Adding a hard drive with xp to a vista computer

harwell37

Distinguished
Nov 4, 2009
1
0
18,510
i am wanting to take a old hard drive that has windows xp and add it to another copmuter that has a hard drive with vista on it what do i need to do thanks
 

TheViper

Distinguished
A few questions first. A you wanting to be able to boot into both Vista and XP or do you just want access to the data on the XP hard drive? Are the hard drives IDE or SATA?

If you just want the data and they are SATA, just plug it in. Don't need to do anything else. If they are IDE, you'll need to power down and add the XP hard drive to the Slave IDE connector on the IDE cable ribbon. Make sure the XP hard drive is set to Slave as well.


I'll get back to you on dual booting as I'm about to leave.
The quick way though is to hook up both hard drives as before but use the BIOS to select the boot order allowing you to boot into which OS you want. Clumsy but it's one way to do it.
 

superhighperf

Distinguished
Jan 17, 2006
81
0
18,630
i just did this and it worked fine. my main drive was in the first spot and the new one is in the second. i did not need to mess with the bios. they are both sata drives

i wanted to keep the xp install just in case the clone i made messed up. i will erase it after a few months ;)
 

Paperdoc

Polypheme
Ambassador
This does not pertain to OP's situation with two SATA drives, but let me correct something TheViper said. He said if you're putting an older IDE (PATA) drive in, set and wire it to be a Slave. Generally that is wrong!

There is no such thing as one Master drive in a whole computer, nor a bunch of Slaves. The Master and Slave designation are merely ways to differentiate two drives that share one port and cable in an IDE system. They are relevant ONLY to that one IDE port they share. EVERY IDE port can have up to two devices (as long as you have a cable with 3 connectors on it). If it is used at all, an IDE port MUST have a Master (set via jumpers on the drive) and it should be plugged into the END connector on the cable. (Sometimes the jumpers need to be set differently depending on whether this is the Master with No Slave, or Master With Slave Present.) IF that port already has a Master device, then the second device MUST be set to Slave, and should be plugged into the middle connector. Exception: you CAN set BOTH devices to "CS" for Cable Select, and then the END device will be the Master.

So, completely independent of any SATA drives you have, if you are putting the ONLY IDE drive on an IDE port, it MUST be the Master of that port. IF the port already has a device that is Master, make the second one a Slave (AND check whether the current Master needs its jumpers changed to allow for the addition of a Slave that was not there before.) If you decide to add the new drive to a second unused IDE port, then it MUST be the Master of that port.

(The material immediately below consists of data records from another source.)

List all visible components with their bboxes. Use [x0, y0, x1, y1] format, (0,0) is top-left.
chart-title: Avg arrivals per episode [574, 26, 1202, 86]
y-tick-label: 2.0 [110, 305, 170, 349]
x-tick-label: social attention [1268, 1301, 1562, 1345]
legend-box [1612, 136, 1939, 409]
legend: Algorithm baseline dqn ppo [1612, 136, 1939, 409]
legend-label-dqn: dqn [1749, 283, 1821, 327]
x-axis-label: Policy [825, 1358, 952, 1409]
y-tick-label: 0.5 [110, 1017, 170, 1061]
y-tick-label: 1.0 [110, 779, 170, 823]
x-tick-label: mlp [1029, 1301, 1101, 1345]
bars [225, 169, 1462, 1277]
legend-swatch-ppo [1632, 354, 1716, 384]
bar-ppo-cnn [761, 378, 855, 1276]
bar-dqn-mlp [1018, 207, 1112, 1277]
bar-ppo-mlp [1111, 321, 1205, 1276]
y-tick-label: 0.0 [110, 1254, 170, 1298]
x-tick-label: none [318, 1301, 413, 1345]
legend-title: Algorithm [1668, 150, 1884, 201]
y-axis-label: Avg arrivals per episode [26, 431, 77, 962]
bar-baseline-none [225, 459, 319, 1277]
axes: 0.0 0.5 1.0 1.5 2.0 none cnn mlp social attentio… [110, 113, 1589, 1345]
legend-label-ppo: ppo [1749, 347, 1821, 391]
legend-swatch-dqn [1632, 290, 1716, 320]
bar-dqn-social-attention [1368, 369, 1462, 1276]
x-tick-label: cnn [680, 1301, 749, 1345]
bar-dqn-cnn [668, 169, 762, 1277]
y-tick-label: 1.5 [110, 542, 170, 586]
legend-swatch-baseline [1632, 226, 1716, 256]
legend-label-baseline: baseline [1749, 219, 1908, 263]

Also, a good guideline to follow: if you have both optical and HDD units on one IDE port, it is better to make the HDD the Master (on the end of the cable, too) and set the optical unit to Slave. If you add an HDD to an IDE port that already has an optical drive and make this change, also check in Windows Disk Manager what letter names Windows assigns to these devices. It might just give the old name for the optical drive to the new HDD, and give the optical unit a different name. You can manually change those to what you really want (to keep Windows happy when trying to find stuff on the drives) by RIGHT-clicking on a drive in Disk Manager and Changing its Name. Back in BIOS Setup, also check the Boot Priority Sequence to be sure the optical drive you expect to use there is still in the list properly, because you have changed its port identity.
 

TheViper

Distinguished
Paperdoc, I think you misunderstood my post as I essentially said the same thing as portions of your 2nd and 3rd paragraph.

Assuming both are IDE drives and Vista is already on the IDE cable, the new HDD with XP would need to be on slave as the Vista HDD would already be set to Master.
 

Paperdoc

Polypheme
Ambassador
TheViper, you're right, I did misread somewhat. I kind of understood the posts as indicating that the old drive is IDE but the existing HDD with Vista installed is SATA, but really OP did not say that at all - no details there. OP's later post finally said both drives are SATA. You're quite right if the Vista disk had been IDE it is VERY likely it's the Master on its port, and the older drive being added would have to be set to Slave if it is to go on the same port.
 

neiroatopelcc

Distinguished
Oct 3, 2006
3,078
0
20,810
If you want to boot from the xp drive you'd need to change boot.ini on the xp drive (from vista) ; my suggetion = copy the 'windows' entry serveral times over, and change the device settings from 0 to 1 etc so you can boot from different controllers and/or drive numbers. Windows xp won't anymore be the first drive on the first controller enumerated after all.
You need to remove the system and read-only attributes to do that (<win>+r type attrib e:\boot.ini -r -s ) if we imagine the xp drive is E: ; add -h if you haven't set up your windows to show hidden files and folders.
When you've done all of that you need to use bcdedit (another command line program) to add widnows xp to your vista boot loader.